Thematic Analysis – Qualitative in nature, classifying papers according to themes that are relevant to your research project.
Bibliographic Analysis – Quantitative in nature, using citation and/or content analysis. (rarely used in IT research)
A question posed at the start of the lecture; what is scientific evidence? Journal and conference papers along with websites, blogs, book and trade magazines were listed as possibilities. Before reading through the lecture I feel that any of these mediums could qualify as scientific evidence. Peer reviewed academics articles would however present a much more filtered source with blogs and websites most likely containing much more refutable contentions. It seems unwise to completely discount a source of information purely on the ground that it is a blog or website though.
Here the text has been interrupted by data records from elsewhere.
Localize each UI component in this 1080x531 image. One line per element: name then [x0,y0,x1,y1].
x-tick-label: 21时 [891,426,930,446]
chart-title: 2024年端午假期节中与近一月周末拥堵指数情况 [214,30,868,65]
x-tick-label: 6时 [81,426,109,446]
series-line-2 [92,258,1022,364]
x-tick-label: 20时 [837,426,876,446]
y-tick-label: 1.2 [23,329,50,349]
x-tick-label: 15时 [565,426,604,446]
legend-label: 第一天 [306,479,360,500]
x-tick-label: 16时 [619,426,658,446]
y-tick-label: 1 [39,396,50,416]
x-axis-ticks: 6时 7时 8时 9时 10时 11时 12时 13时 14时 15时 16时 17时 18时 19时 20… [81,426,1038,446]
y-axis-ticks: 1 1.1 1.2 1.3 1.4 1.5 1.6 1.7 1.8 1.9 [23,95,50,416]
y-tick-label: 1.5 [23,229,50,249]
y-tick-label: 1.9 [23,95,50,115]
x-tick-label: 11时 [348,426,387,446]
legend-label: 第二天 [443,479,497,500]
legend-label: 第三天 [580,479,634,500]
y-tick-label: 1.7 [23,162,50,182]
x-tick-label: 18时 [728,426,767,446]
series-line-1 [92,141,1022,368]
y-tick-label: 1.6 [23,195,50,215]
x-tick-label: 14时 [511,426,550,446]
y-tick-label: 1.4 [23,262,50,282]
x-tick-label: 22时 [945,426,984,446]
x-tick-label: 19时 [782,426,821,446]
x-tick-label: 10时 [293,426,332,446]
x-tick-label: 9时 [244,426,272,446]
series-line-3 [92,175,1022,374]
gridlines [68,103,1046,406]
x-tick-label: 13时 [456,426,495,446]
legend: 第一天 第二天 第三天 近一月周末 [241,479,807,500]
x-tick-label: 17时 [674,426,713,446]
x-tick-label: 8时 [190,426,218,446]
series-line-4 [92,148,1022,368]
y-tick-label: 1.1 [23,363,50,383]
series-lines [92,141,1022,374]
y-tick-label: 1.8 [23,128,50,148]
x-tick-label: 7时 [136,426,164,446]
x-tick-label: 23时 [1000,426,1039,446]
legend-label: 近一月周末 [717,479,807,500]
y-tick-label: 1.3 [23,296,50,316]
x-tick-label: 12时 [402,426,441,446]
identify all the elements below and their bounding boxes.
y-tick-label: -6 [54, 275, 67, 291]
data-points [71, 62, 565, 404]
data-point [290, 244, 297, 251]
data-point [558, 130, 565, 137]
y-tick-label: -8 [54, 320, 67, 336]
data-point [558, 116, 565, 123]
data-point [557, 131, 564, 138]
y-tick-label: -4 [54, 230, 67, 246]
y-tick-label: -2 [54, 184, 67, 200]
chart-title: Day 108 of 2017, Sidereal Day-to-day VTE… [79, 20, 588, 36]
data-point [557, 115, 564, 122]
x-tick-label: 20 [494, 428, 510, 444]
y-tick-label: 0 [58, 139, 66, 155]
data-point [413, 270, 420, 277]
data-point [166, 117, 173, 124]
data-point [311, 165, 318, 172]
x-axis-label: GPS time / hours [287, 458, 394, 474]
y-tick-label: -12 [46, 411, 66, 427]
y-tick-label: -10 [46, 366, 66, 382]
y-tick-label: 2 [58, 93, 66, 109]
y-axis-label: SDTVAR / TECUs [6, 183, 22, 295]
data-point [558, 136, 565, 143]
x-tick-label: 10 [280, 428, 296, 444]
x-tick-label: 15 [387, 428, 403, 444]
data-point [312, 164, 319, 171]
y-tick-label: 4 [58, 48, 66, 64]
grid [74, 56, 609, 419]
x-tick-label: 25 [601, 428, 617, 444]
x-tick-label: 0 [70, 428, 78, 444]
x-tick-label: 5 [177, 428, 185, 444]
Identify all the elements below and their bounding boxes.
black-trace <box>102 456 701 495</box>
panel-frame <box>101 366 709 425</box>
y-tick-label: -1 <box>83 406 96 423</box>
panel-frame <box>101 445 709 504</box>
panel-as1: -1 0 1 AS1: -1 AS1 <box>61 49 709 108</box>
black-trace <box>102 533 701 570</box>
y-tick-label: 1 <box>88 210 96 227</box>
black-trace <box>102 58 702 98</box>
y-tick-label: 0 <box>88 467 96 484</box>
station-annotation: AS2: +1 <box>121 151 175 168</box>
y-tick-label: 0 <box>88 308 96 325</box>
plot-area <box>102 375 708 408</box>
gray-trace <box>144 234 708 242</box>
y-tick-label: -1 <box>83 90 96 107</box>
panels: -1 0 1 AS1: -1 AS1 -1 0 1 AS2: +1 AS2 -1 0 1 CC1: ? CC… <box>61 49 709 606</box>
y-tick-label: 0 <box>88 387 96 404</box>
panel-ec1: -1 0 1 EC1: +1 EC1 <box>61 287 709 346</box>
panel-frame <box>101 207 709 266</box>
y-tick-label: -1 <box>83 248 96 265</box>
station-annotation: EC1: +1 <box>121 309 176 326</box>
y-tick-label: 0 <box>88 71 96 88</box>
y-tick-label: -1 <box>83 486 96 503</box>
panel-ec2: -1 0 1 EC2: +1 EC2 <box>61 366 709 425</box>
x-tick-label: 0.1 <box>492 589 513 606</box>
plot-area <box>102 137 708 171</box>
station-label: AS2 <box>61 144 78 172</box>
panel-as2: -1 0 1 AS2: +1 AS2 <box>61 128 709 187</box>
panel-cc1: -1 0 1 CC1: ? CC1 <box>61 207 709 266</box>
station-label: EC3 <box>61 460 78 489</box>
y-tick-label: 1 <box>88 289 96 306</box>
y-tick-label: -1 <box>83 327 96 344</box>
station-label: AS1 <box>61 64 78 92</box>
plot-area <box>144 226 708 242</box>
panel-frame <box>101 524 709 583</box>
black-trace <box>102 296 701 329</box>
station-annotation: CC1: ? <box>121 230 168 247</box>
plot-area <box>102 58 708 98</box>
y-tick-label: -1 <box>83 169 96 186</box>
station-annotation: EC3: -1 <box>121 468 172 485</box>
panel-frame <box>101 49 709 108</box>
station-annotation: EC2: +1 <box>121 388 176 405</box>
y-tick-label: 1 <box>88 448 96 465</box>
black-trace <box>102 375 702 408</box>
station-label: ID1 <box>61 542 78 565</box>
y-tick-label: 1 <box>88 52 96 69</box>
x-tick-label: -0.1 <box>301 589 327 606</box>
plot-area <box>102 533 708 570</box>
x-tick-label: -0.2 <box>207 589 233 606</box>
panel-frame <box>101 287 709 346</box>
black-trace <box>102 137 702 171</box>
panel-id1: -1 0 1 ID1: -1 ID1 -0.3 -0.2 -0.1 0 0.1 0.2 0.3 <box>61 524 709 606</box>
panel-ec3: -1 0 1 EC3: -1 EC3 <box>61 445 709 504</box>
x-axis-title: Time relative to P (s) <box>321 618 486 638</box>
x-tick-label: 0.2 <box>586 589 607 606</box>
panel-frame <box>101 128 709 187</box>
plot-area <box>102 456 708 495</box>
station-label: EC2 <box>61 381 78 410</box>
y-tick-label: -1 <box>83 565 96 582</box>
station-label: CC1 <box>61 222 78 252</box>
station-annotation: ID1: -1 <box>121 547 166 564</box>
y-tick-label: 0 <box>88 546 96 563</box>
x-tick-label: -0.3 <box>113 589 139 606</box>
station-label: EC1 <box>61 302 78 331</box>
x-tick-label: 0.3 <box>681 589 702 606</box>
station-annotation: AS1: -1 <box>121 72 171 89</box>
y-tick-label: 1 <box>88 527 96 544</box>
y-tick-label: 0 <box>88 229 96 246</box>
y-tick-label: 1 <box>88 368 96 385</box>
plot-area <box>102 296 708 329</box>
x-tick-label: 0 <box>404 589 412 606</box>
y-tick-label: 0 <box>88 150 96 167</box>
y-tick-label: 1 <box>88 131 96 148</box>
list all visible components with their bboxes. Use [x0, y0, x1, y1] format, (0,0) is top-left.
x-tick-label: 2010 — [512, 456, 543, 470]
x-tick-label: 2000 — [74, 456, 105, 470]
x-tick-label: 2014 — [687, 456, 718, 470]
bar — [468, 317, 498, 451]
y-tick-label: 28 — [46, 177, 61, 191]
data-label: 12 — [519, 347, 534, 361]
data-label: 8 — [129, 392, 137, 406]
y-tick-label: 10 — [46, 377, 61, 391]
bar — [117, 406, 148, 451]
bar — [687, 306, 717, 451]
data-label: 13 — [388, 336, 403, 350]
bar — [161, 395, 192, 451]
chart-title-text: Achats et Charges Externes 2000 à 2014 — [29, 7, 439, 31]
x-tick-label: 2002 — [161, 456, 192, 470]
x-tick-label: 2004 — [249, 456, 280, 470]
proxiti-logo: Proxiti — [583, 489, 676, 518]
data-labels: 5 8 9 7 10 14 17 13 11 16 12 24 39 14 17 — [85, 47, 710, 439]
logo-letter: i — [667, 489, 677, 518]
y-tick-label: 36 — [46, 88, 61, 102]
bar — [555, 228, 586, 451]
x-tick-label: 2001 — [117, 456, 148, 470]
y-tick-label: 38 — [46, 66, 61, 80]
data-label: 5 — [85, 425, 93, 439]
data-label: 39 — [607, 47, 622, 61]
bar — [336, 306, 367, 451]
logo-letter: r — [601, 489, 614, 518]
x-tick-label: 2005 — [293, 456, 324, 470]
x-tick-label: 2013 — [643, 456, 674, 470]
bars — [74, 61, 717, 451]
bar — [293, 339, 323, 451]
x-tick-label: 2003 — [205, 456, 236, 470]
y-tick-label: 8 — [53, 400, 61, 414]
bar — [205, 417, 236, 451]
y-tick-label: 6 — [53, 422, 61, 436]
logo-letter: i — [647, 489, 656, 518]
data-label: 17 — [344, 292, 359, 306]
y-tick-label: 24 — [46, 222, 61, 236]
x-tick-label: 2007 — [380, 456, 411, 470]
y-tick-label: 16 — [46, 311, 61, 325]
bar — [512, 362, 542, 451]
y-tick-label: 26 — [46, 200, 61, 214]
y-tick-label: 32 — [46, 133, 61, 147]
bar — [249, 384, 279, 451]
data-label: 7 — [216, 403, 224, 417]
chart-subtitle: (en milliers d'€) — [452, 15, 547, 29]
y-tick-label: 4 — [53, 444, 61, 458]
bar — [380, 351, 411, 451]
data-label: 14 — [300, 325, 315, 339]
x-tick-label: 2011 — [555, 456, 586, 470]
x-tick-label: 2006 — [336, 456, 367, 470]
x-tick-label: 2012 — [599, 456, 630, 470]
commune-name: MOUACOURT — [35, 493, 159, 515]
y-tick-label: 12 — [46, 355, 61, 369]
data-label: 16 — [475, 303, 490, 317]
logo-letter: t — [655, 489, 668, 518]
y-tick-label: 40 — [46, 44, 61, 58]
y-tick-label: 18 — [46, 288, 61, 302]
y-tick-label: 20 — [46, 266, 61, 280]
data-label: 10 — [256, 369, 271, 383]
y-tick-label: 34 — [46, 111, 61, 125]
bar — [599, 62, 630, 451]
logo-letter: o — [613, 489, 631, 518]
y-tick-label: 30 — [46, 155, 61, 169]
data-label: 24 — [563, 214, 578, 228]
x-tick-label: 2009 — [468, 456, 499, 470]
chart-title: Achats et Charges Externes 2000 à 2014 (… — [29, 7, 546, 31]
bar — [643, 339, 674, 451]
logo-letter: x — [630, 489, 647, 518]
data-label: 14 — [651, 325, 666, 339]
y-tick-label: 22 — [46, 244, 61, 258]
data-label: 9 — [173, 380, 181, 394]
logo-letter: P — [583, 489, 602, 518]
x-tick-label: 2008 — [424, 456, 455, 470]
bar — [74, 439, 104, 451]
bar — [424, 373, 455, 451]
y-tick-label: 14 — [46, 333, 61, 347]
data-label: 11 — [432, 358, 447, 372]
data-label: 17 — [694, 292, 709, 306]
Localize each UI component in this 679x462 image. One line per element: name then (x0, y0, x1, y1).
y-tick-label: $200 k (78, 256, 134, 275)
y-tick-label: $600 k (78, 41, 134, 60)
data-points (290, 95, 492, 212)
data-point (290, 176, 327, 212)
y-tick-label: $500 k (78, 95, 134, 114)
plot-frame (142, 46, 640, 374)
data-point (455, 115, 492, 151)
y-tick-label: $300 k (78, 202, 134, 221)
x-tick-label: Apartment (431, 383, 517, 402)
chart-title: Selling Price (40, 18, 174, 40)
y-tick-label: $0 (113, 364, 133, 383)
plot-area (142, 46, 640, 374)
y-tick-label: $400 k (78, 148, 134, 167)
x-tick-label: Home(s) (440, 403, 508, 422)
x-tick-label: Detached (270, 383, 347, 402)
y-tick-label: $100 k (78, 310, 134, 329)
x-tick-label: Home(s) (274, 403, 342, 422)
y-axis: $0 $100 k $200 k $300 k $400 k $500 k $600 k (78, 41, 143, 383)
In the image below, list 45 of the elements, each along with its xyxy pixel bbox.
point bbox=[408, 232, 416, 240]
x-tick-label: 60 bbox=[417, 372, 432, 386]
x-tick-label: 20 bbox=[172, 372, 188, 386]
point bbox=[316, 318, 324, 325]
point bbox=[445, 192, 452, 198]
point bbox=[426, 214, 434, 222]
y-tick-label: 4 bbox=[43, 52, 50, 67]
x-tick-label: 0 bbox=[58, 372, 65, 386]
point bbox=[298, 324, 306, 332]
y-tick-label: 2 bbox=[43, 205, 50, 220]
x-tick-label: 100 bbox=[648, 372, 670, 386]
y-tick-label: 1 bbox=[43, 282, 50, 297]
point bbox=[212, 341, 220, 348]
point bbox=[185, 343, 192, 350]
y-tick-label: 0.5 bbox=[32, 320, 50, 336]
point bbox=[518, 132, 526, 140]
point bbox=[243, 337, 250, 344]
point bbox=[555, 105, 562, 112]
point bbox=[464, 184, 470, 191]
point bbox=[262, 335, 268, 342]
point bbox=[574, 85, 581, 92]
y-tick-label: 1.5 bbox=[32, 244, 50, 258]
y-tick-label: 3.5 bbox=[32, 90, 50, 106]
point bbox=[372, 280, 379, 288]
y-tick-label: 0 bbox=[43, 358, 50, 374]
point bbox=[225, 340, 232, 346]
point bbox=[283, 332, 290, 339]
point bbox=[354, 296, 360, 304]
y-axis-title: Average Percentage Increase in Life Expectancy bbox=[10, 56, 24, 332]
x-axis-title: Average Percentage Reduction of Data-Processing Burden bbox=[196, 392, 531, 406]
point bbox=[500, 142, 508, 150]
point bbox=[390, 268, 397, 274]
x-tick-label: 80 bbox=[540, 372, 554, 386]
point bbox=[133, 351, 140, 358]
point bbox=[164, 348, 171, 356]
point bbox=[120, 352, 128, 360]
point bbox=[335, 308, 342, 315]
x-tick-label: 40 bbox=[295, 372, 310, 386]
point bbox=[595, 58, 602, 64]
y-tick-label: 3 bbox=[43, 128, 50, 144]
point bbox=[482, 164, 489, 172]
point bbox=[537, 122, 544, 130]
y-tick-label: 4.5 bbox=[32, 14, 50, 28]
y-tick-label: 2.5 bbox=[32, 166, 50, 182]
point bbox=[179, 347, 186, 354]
The notes go on to present a rating system for journals, A, B and C, the A listers being:
Decision Support Systems
European Journal of Information Systems
Information and Management
Information Systems Journal
Information Systems Research
Journal of Information Technology
Journal of Management Information Systems
Journal of the Association for Information Systems
The aim of a literature review can be summarized as:
Synthesis of articles
Define and understand relevant controversies
Based on critical review (note notes or observations)
Reads like an essay (but can use tables)
It seems that the thematic method of literature review is the avenue we will be encouraged to follow, which seems quite reasonable. Thematic review can be author and/or topic centric. Author centric review would only be appropriate in very limited niche topics where the published articles are by a limited number of researchers. When taking on topic centric review, creating a table with concept categorization for articles is recommended:
Some questions are presented at the close of the lecture (which I imagine were answered in the lecture):
How long should a lit review be?
How many papers should be reviewed?
What tense should be used?
Which citation methodology? APA/Harvard?
I will have to follow up on these in the coming tutorial.
Finally there was a youtube video listed in the review materials for the week which included some good points:
What is the purpose of a literature review?
Summarized what has been researched before
Highlights the research gaps that you will aim to fill
Why it is necessary to fill those gaps
Set the scope of your research
Scope and length? – Does it need to be everything you know? No, the current state of the theory. Length requires discussion wit supervisor, but consider this is a summary of current research. Summary of existing knowledge, review of current research.
Look for flaws, disagreement among researchers.
Sources – Refereed international journals, Books/Chapters, national journals, conference papers, non-refereed articles.
Review of instruments – What are you using to gather data to support your hypothesis, are they an acceptable source, why?
Week 1 of IT research methods was a lecture by Dr Jose Kuzic on the nature of research. The lecture bounced between subjective opinions from experience in research and a a framework for conducting research questions.
Qualitative data analysis
Quantitative data analysis
Also introduced were some research paradigms:
Scientific research (positivist)
Applied research (practical)
Social research (interpretive)
I feel that being aware of these paradigms is valuable but self imposing mutual exclusivity or black and white generalization would be counter productive (ie: oh well that’s just a positivist view/ I can’t do that I am doing applied research). A more pragmatic approach of using whatever the best method for reaching outcomes to a posed question regardless of paradigm would be required for good research.
Details of Assignment 1 and 2 were also made available on moodle this week. Assignment 1, a literature review and presentation seems like it will be an enjoyable assignment that will allow some synergy with other subjects.